2. You may not rely on electronically transmitted advice or opinion unless it is subsequently confirmed by fax or letter signed by a partner or authorised signatory of us.
8. Fees, expenses and payment terms
1. You are responsible to pay for the services under the agreed fee and payment terms.
2. Out-of-pocket expenses incurred in connection with the engagement will be charged to you.
3. If we are required (pursuant to any order, subpoena, directive or other legal or regulatory process) to produce documents and/or information, answer enquiries, attend court or meetings or deal with any similar requests in relation to the Services for, or by, any judicial, regulatory, administrative or similar body or entity (including without limitation, any foreign regulator or similar), you shall reimburse us at standard billing rates for our professional time and expenses, including reasonable legal fees, incurred in dealing with those matters.
9. Problem resolution
1. If at any time you would like to discuss with us how the Services can be improved or if you have a complaint about them, you are invited to telephone the partner or director, as the case may be, identified in the Engagement Letter. We will investigate any complaint promptly and do what we can to resolve the difficulties. The preferred channel for any problem resolution is to email firstname.lastname@example.org so as it can be properly documented and resolved.
2. If the problem cannot be resolved, the parties agree to enter into mediation, or some other form of alternative dispute resolution, before commencing legal proceedings.
3. In the event of a dispute, or where fees remain unpaid beyond the due date, we reserve the right to suspend provision of the Services until such time as the dispute is resolved or the fees are paid.

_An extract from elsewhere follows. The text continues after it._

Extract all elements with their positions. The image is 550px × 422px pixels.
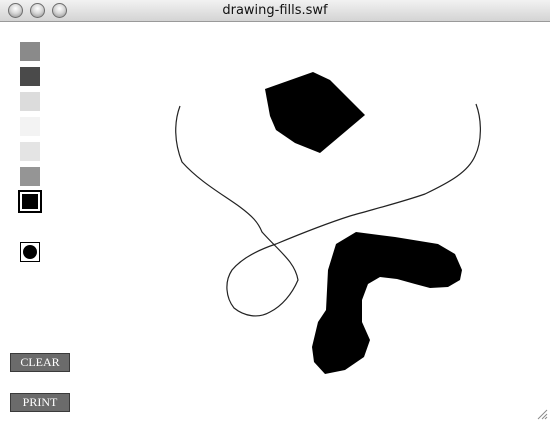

Suspension of the Services will not affect your obligation to pay us for Services rendered to the date of suspension.
10. Termination of Agreement
1. Each of us may terminate this Agreement if: the other commits any material or persistent breach of its obligations under this Agreement (which, in the case of a breach capable of remedy, shall not have been remedied within 14 days of receipt by the party in breach of a notice identifying the breach and requiring its remedy); or the other becomes insolvent; or the Services are suspended under clause 9.3 for more than 10 normal working days.
2. Termination must be effected by written notice served on the other.
3. Termination under this clause shall be without prejudice to any rights that may have accrued for either of us before termination and all sums due to us shall become payable in full when termination takes effect.
11. Limitation of liability
1. We set out, and you accept, the limitations which apply to our liability to you should you have reason to make a claim against us. The limitations and exclusions are accepted by both of us to be fair and reasonable, given the duties we are undertaking, the sums to which we are entitled and the availability (and cost) of insurance.
1. You agree to indemnify and hold harmless to us against any and all losses, claims, costs, expenses, actions, demands, damages, liabilities or any other proceedings, whatsoever incurred by us in respect of any claim by a third party arising from or connected to any breach by you of your obligations under this Agreement.
2. We shall not be liable for any losses, claims, expenses, actions, demands, damages, liabilities or any other proceedings arising out of reliance on any information provided by you or any of your representatives, which is false, misleading or incomplete. You agree to indemnify and hold harmless to us from any such liabilities we may have to you or any third party as a result of reliance by us on any information provided by you or any of your representatives, which is false, misleading or incomplete.